Aside from being entertaining, the program was, for the most part, non-judgmental. The elephant in the room is that this little universe is all predicated on an extreme strain of fundamentalism with oppressive, if not misogynist underpinnings. What stands out from all this is that when asked what they do for fun or enjoyment, the kids say, "nothing" They say school and work are fun. Maybe so. After all, no TV, video games, music (CD's records, popular music) no computers, internet, or dance classes, Little League, no Disney. In fact, the only time they leave the isolated compound is when they need Dental, or Dr.s appointments. At this point, it looks as if the state of Texas may have overreacted. (what's new!) The kids have been returned and aside from Warren Jeffs, the much publicized leader of the sect, whose crimes are common knowledge, the state needs more and better evidence to make many of the charges stick. Are there underage marriages? Are the psychological techniques of brainwashing employed? Are many of these women and children incapable of what's happening to them? Yes, yes, and yes.
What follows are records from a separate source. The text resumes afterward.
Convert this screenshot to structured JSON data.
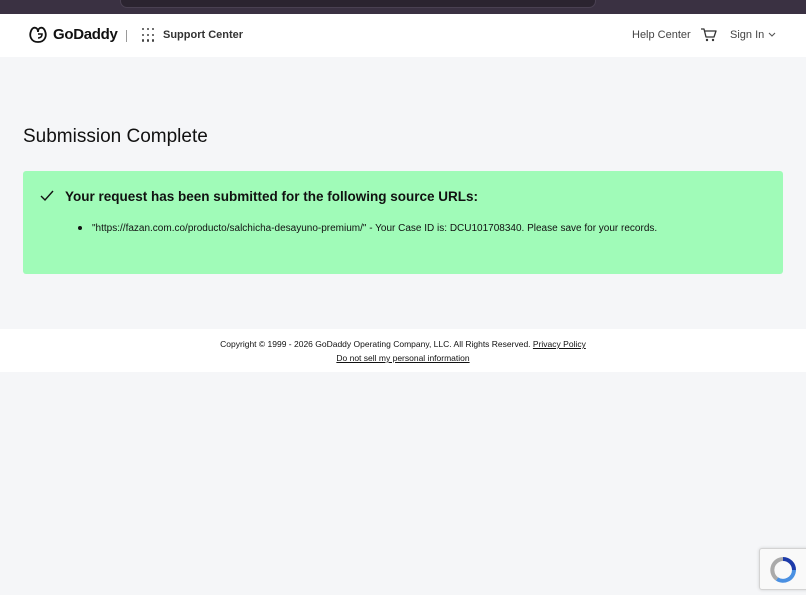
{
  "header": {
    "brand": "GoDaddy",
    "section": "Support Center",
    "help_center": "Help Center",
    "sign_in": "Sign In"
  },
  "main": {
    "title": "Submission Complete",
    "alert": {
      "heading": "Your request has been submitted for the following source URLs:",
      "items": [
        "\"https://fazan.com.co/producto/salchicha-desayuno-premium/\" - Your Case ID is: DCU101708340. Please save for your records."
      ]
    }
  },
  "footer": {
    "copyright": "Copyright © 1999 - 2026 GoDaddy Operating Company, LLC. All Rights Reserved.",
    "privacy_policy": "Privacy Policy",
    "do_not_sell": "Do not sell my personal information"
  },
  "colors": {
    "alert_bg": "#a0fbb8",
    "page_bg": "#f5f6f8",
    "header_bg": "#ffffff"
  },
  "icons": [
    "godaddy-logo-icon",
    "apps-grid-icon",
    "cart-icon",
    "chevron-down-icon",
    "check-icon",
    "recaptcha-icon"
  ]
}
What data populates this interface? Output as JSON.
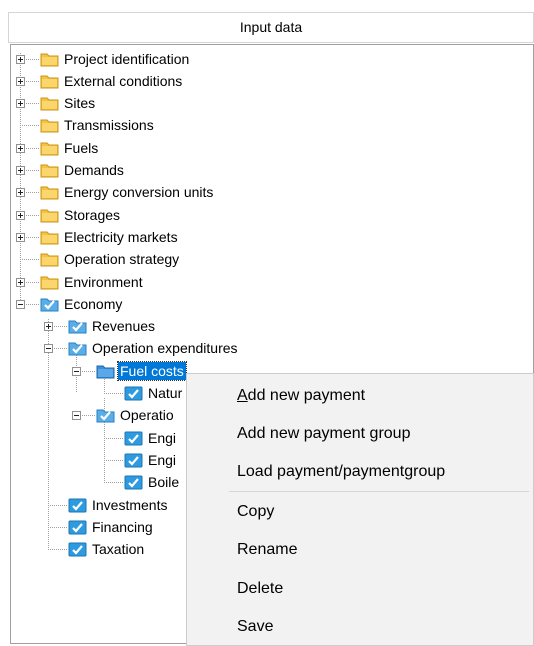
{
  "panel": {
    "title": "Input data"
  },
  "tree": [
    {
      "label": "Project identification",
      "icon": "folder",
      "expander": "plus"
    },
    {
      "label": "External conditions",
      "icon": "folder",
      "expander": "plus"
    },
    {
      "label": "Sites",
      "icon": "folder",
      "expander": "plus"
    },
    {
      "label": "Transmissions",
      "icon": "folder",
      "expander": "none"
    },
    {
      "label": "Fuels",
      "icon": "folder",
      "expander": "plus"
    },
    {
      "label": "Demands",
      "icon": "folder",
      "expander": "plus"
    },
    {
      "label": "Energy conversion units",
      "icon": "folder",
      "expander": "plus"
    },
    {
      "label": "Storages",
      "icon": "folder",
      "expander": "plus"
    },
    {
      "label": "Electricity markets",
      "icon": "folder",
      "expander": "plus"
    },
    {
      "label": "Operation strategy",
      "icon": "folder",
      "expander": "none"
    },
    {
      "label": "Environment",
      "icon": "folder",
      "expander": "plus"
    },
    {
      "label": "Economy",
      "icon": "checked-folder",
      "expander": "minus"
    },
    {
      "label": "Revenues",
      "icon": "checked-folder",
      "expander": "plus"
    },
    {
      "label": "Operation expenditures",
      "icon": "checked-folder",
      "expander": "minus"
    },
    {
      "label": "Fuel costs",
      "icon": "blue-folder",
      "expander": "minus",
      "selected": true
    },
    {
      "label": "Natur",
      "icon": "check-item",
      "expander": "none"
    },
    {
      "label": "Operatio",
      "icon": "checked-folder",
      "expander": "minus"
    },
    {
      "label": "Engi",
      "icon": "check-item",
      "expander": "none"
    },
    {
      "label": "Engi",
      "icon": "check-item",
      "expander": "none"
    },
    {
      "label": "Boile",
      "icon": "check-item",
      "expander": "none"
    },
    {
      "label": "Investments",
      "icon": "check-item",
      "expander": "none"
    },
    {
      "label": "Financing",
      "icon": "check-item",
      "expander": "none"
    },
    {
      "label": "Taxation",
      "icon": "check-item",
      "expander": "none"
    }
  ],
  "context_menu": {
    "items": [
      {
        "pre": "",
        "key": "A",
        "post": "dd new payment"
      },
      {
        "pre": "Add new payment ",
        "key": "g",
        "post": "roup"
      },
      {
        "pre": "Load payment/paymentgroup",
        "key": "",
        "post": ""
      },
      {
        "pre": "Copy",
        "key": "",
        "post": ""
      },
      {
        "pre": "Rename",
        "key": "",
        "post": ""
      },
      {
        "pre": "Delete",
        "key": "",
        "post": ""
      },
      {
        "pre": "Save",
        "key": "",
        "post": ""
      }
    ]
  },
  "colors": {
    "selection": "#0078d7",
    "folder": "#f5c242",
    "check": "#2e9be0"
  }
}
That evening I watched a portion of a documentary on Jim Jones, and the tragedy of Jonestown. By the time I awoke at 3 a.m. the similarities between these two "cultures" were overwhelming. I lay in bed thinking, sure there are differences, but far more similarities. What jumped out at me is how the people in both institutions looked when they defended those who oppressed them. It was the smile, the one that hardly beams, but simply dribbles forth with mock amazement that anyone would question the smiler's choice. I was struck, too, with how Jones' followers called him heavenly father too. Both communities are steeped in paranoia, the real kind; the one that's defined in the DSM IV as a persecution complex. When asked what his initial thoughts were after the shit hit the fan at People's Temple, a man who had witnessed the demise of his wife and son with the infamous cyanide laced Kool-Aid, said, "I wondered where all the guns had come from." He and only a handful of others escaped inside the jungle suddenly realizing that the mass suicide was an atrocity. At what point does the human psyche recognize the fallacy behind tyranny?